Introducing AWS App Mesh Metrics Extension

Today, we are excited to announce that the AWS App Mesh metrics extension is now generally available. With App Mesh metrics extension, customers can collect, aggregate, and filter App Mesh specific metrics that are meaningful and aid in debugging while benefiting from reduced usage costs. App Mesh metrics extension is available to all customers running workloads on Amazon Elastic Compute Cloud (Amazon EC2), Amazon Elastic Kubernetes Service (Amazon EKS), Amazon Elastic Container Service (Amazon ECS), and self-managed Kubernetes.

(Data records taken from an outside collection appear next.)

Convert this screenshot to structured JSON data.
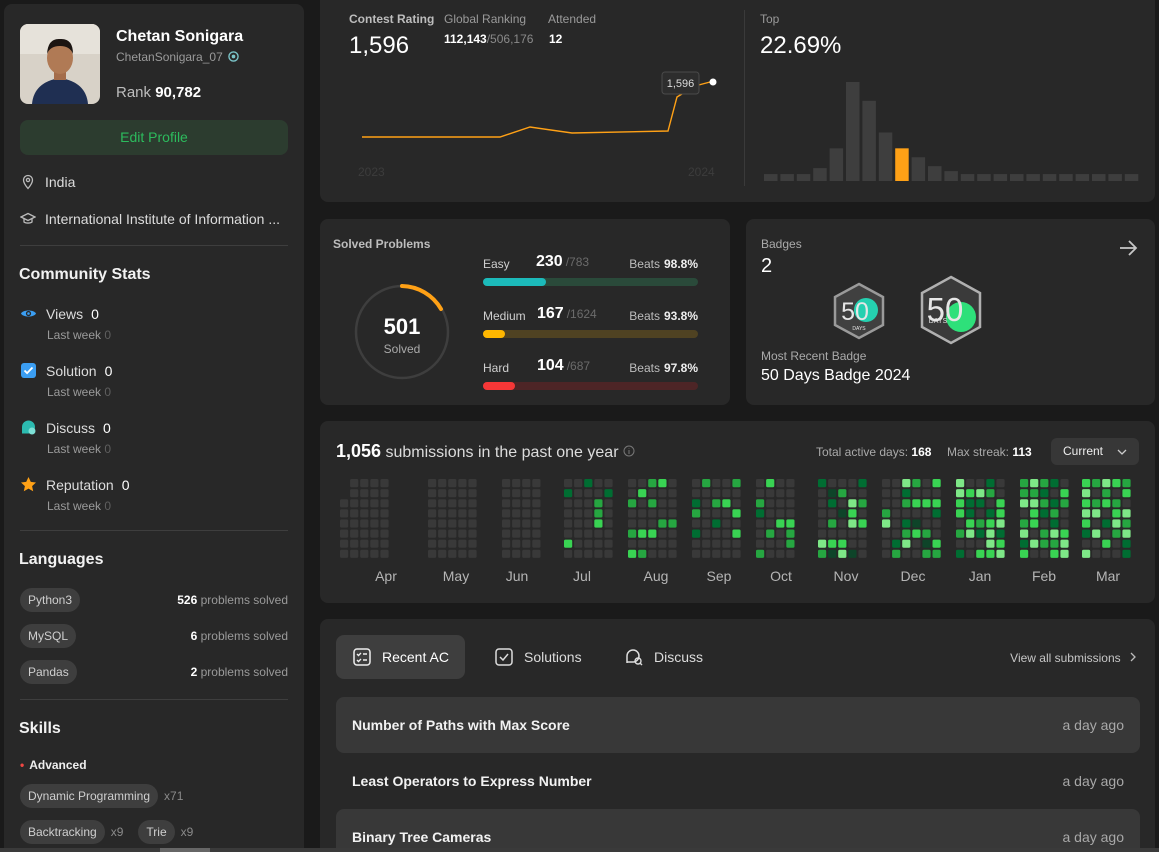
{
  "profile": {
    "name": "Chetan Sonigara",
    "username": "ChetanSonigara_07",
    "rank_label": "Rank",
    "rank_value": "90,782",
    "edit_label": "Edit Profile",
    "location": "India",
    "school": "International Institute of Information ..."
  },
  "community": {
    "title": "Community Stats",
    "last_week_label": "Last week",
    "items": [
      {
        "label": "Views",
        "value": "0",
        "last_week": "0",
        "icon": "eye-icon",
        "color": "#3b9ef2"
      },
      {
        "label": "Solution",
        "value": "0",
        "last_week": "0",
        "icon": "check-square-icon",
        "color": "#3b9ef2"
      },
      {
        "label": "Discuss",
        "value": "0",
        "last_week": "0",
        "icon": "chat-icon",
        "color": "#2cbbb0"
      },
      {
        "label": "Reputation",
        "value": "0",
        "last_week": "0",
        "icon": "star-icon",
        "color": "#ffa116"
      }
    ]
  },
  "languages": {
    "title": "Languages",
    "suffix": "problems solved",
    "items": [
      {
        "name": "Python3",
        "count": "526"
      },
      {
        "name": "MySQL",
        "count": "6"
      },
      {
        "name": "Pandas",
        "count": "2"
      }
    ]
  },
  "skills": {
    "title": "Skills",
    "level": "Advanced",
    "items": [
      {
        "name": "Dynamic Programming",
        "count": "x71"
      },
      {
        "name": "Backtracking",
        "count": "x9"
      },
      {
        "name": "Trie",
        "count": "x9"
      }
    ]
  },
  "contest": {
    "rating_label": "Contest Rating",
    "rating": "1,596",
    "global_label": "Global Ranking",
    "global_rank": "112,143",
    "global_total": "/506,176",
    "attended_label": "Attended",
    "attended": "12",
    "top_label": "Top",
    "top_value": "22.69%",
    "tooltip": "1,596",
    "year_start": "2023",
    "year_end": "2024",
    "line_color": "#ffa116"
  },
  "solved": {
    "title": "Solved Problems",
    "total": "501",
    "total_label": "Solved",
    "beats_label": "Beats",
    "difficulties": [
      {
        "name": "Easy",
        "solved": "230",
        "total": "/783",
        "beats": "98.8%",
        "fill": 0.294,
        "color": "#1cbaba",
        "track": "#2a4a3a"
      },
      {
        "name": "Medium",
        "solved": "167",
        "total": "/1624",
        "beats": "93.8%",
        "fill": 0.103,
        "color": "#ffb700",
        "track": "#4f4222"
      },
      {
        "name": "Hard",
        "solved": "104",
        "total": "/687",
        "beats": "97.8%",
        "fill": 0.151,
        "color": "#f63737",
        "track": "#4d2526"
      }
    ]
  },
  "badges": {
    "title": "Badges",
    "count": "2",
    "recent_label": "Most Recent Badge",
    "recent_name": "50 Days Badge 2024",
    "badge_text": "50",
    "badge_sub": "DAYS"
  },
  "activity": {
    "count": "1,056",
    "label": "submissions in the past one year",
    "active_label": "Total active days:",
    "active_days": "168",
    "streak_label": "Max streak:",
    "streak": "113",
    "dropdown": "Current",
    "months": [
      "Apr",
      "May",
      "Jun",
      "Jul",
      "Aug",
      "Sep",
      "Oct",
      "Nov",
      "Dec",
      "Jan",
      "Feb",
      "Mar"
    ]
  },
  "recent": {
    "tabs": [
      {
        "label": "Recent AC",
        "icon": "list-check-icon"
      },
      {
        "label": "Solutions",
        "icon": "checkbox-icon"
      },
      {
        "label": "Discuss",
        "icon": "chat-bubble-icon"
      }
    ],
    "view_all": "View all submissions",
    "problems": [
      {
        "title": "Number of Paths with Max Score",
        "time": "a day ago"
      },
      {
        "title": "Least Operators to Express Number",
        "time": "a day ago"
      },
      {
        "title": "Binary Tree Cameras",
        "time": "a day ago"
      }
    ]
  }
}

AWS App Mesh is a service mesh that makes it easy to monitor and control services. A service mesh is an infrastructure layer dedicated to handling service-to-service communication, usually through an array of lightweight proxies deployed alongside the application code. App Mesh standardizes how your services communicate, giving you end-to-end visibility and helping to ensure high availability for your applications. App Mesh provides consistent visibility and network traffic control for every service in an application. It also simplifies all the aspects of an observability experience, such as logs, metrics, and traces. App Mesh integrates with a variety of logging, monitoring, and tracing technologies. These include Amazon CloudWatch, Prometheus, AWS X-Ray, and Datadog.

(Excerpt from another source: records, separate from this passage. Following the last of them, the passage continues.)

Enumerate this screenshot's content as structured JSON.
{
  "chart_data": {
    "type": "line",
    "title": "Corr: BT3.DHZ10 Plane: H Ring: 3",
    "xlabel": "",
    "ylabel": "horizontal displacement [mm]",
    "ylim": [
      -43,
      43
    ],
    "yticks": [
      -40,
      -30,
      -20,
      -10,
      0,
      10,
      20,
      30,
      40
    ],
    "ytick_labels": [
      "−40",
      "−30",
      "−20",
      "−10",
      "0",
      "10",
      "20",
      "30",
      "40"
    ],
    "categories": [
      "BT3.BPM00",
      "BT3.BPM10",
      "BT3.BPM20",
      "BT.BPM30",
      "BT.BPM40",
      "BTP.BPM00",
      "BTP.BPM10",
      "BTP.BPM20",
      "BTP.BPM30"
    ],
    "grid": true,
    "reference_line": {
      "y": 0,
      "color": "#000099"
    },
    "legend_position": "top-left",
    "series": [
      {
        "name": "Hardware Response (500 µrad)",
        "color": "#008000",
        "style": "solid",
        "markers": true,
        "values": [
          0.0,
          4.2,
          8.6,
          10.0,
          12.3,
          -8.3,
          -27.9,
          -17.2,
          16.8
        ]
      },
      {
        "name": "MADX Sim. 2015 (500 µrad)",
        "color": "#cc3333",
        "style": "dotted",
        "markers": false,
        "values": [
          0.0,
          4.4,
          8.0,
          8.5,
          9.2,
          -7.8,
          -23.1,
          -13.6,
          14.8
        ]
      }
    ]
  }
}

In this blog post, we will deploy a sample application onto Amazon ECS that includes App Mesh configuration constructs. These constructs include virtual gateways, routers, services, and nodes.

For conceptual explanations of these constructs, refer to App Mesh User Guide. We will quickly review the built-in metrics generated by Envoy without the metrics extension. You will enable the metrics extension and configure more mesh-aware metrics. Additionally, you will configure filtering rules to collect only newly aggregated metrics, which will improve your experience and reduce the cost of metrics storage.

Current state and enhancements

AWS App Mesh uses a popular open-source service proxy named Envoy to provide fully managed, highly available service-to-service communication. Envoy monitors both upstream and downstream traffic and emits many statistics about its own operations as well as many dimensions of inbound and outbound traffic. These metrics are broadly classified as Upstream, Downstream, and Server (Envoy’s internal status). Visit App Mesh Envoy metrics for additional information and a complete list of Envoy metrics.

Envoy generates hundreds of metrics, each of which is broken into a few dimensions – and has a high degree of cardinality. Dimensions are a collection of data properties that describe items that are relevant to your application, such as envoy.cluster, appmesh.mesh, appmesh.virtual_node, and appmesh.virtual_gateway. These dimensions correspond to the quantitative data you want to monitor—for example, response code, retry rates, error rates, and date—in other words, the ‘keys’ in key:value pairs. Cardinality is a term that refers to the number of distinct values included within a data dimension. It is defined as the intersection of key and values. Thus, appmesh.mesh represents data with a low cardinality rate, but appmesh.virtual_node represents data with a high cardinality.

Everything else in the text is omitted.